= Bayt al-Mal (Hezbollah) =

Hezbollah Bayt al-Mal, also known as Hezbollah Bayt al-Mal Lil Muslimeen or Unit 141, is a Hezbollah-controlled organization that performs financial services for the organization serving as Hezbollah’s unofficial “treasury” as it holds and invests in assets.

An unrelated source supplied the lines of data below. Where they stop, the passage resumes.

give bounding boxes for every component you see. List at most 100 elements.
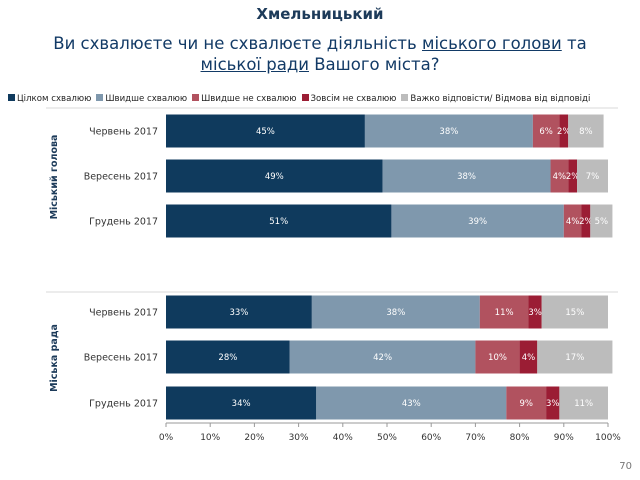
bar-segment [559,114,569,148]
legend-label: Важко відповісти/ Відмова від відповіді [410,94,591,104]
x-tick-label: 60% [421,433,441,443]
data-label: 38% [457,172,476,182]
bar-segment [568,114,604,148]
legend-swatch [8,94,15,101]
bar-segment [391,204,564,238]
data-label: 2% [566,172,580,182]
x-tick-label: 50% [377,433,397,443]
legend-item: Швидше не схвалюю [192,94,297,104]
bar-segment [166,295,312,329]
bar-segment [506,386,547,420]
legend-label: Швидше схвалюю [105,94,188,104]
bar-segment [541,295,608,329]
chart-legend: Цілком схвалюю Швидше схвалюю Швидше не сх… [8,94,638,104]
data-label: 9% [519,399,533,409]
data-label: 4% [522,353,536,363]
data-label: 8% [579,127,593,137]
bar-segment [382,159,551,193]
data-label: 3% [546,399,560,409]
category-label: Вересень 2017 [84,353,158,364]
data-label: 11% [495,308,514,318]
title-underlined-council: міської ради [200,55,309,74]
data-label: 38% [386,308,405,318]
x-tick-label: 0% [159,433,174,443]
category-label: Грудень 2017 [89,217,158,228]
bar-segment [546,386,560,420]
city-heading: Хмельницький [256,5,384,23]
bar-segment [537,340,613,374]
category-label: Вересень 2017 [84,172,158,183]
group-label: Міська рада [49,324,60,392]
data-label: 7% [586,172,600,182]
bar-segment [577,159,608,193]
group-label: Міський голова [49,135,60,220]
data-label: 34% [232,399,251,409]
x-tick-label: 70% [465,433,485,443]
title-underlined-mayor: міського голови [422,34,562,53]
x-tick-label: 80% [510,433,530,443]
x-tick-label: 30% [289,433,309,443]
title-text-3: Вашого міста? [308,55,440,74]
x-tick-label: 10% [200,433,220,443]
legend-item: Важко відповісти/ Відмова від відповіді [401,94,590,104]
data-label: 15% [565,308,584,318]
bar-segment [563,204,582,238]
bar-segment [166,159,383,193]
x-tick-label: 100% [595,433,621,443]
data-label: 2% [579,217,593,227]
legend-label: Швидше не схвалюю [201,94,297,104]
data-label: 45% [256,127,275,137]
bar-segment [479,295,529,329]
bar-segment [568,159,578,193]
bar-segment [590,204,613,238]
data-label: 33% [229,308,248,318]
category-label: Червень 2017 [89,308,158,319]
legend-swatch [192,94,200,101]
bar-segment [316,386,507,420]
bar-segment [550,159,569,193]
data-label: 51% [269,217,288,227]
bar-segment [311,295,480,329]
bar-segment [528,295,542,329]
data-label: 3% [528,308,542,318]
bar-segment [581,204,591,238]
bar-segment [289,340,476,374]
data-label: 28% [218,353,237,363]
data-label: 39% [468,217,487,227]
data-label: 2% [557,127,571,137]
data-label: 49% [265,172,284,182]
bar-segment [559,386,608,420]
x-tick-label: 40% [333,433,353,443]
page-number: 70 [619,461,632,472]
data-label: 42% [373,353,392,363]
category-label: Червень 2017 [89,127,158,138]
legend-label: Цілком схвалюю [17,94,92,104]
data-label: 17% [565,353,584,363]
bar-segment [519,340,538,374]
legend-item: Зовсім не схвалюю [301,94,397,104]
legend-item: Цілком схвалюю [8,94,91,104]
title-text-1: Ви схвалюєте чи не схвалюєте діяльність [53,34,422,53]
bar-segment [166,340,290,374]
data-label: 5% [595,217,609,227]
bar-segment [532,114,560,148]
x-tick-label: 90% [554,433,574,443]
bar-segment [166,204,392,238]
title-text-2: та [561,34,587,53]
data-label: 10% [488,353,507,363]
data-label: 4% [566,217,580,227]
data-label: 38% [439,127,458,137]
category-label: Грудень 2017 [89,399,158,410]
data-label: 4% [553,172,567,182]
bar-segment [166,114,365,148]
data-label: 11% [574,399,593,409]
chart-title: Ви схвалюєте чи не схвалюєте діяльність … [20,33,620,75]
x-tick-label: 20% [244,433,264,443]
legend-label: Зовсім не схвалюю [310,94,397,104]
legend-item: Швидше схвалюю [96,94,187,104]
bar-segment [364,114,533,148]
bar-segment [475,340,520,374]
legend-swatch [301,94,309,101]
data-label: 6% [539,127,553,137]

Bayt al-Mal operates under the direct supervision of Hezbollah Secretary General Naim Qassem. As Hezbollah's main financial body, Bayt al-Mal serves as a bank, creditor, and investment arm for Hezbollah. Husayn al-Shami is the head of Bayt al-Mal.

It has branch offices in:
Harat Hurayk, Beirut, Lebanon;
Burj Al-Barajinah, Lebanon;
Sidon, Lebanon;
Tyre, Lebanon;
Al-Nabatiyah, Lebanon;
Ba'albak, Lebanon; and
Hirmil, Lebanon.

Hezbollah Bayt al-Mal utilizes the Yousser Company for Finance and Investment to secure loans and finance business deals for Hezbollah companies.

According to Mr. Stuart Levey, U.S. Department of Treasury's Under Secretary for Terrorism and Financial Intelligence (TFI),"Bayt al-Mal functions as Hezbollah's unofficial treasury, holding and investing its assets and serving as intermediaries between the terrorist group and mainstream banks."

The central headquarters of Bayt al-Mal was located in Hezbollah's stronghold in Beirut's southern suburbs.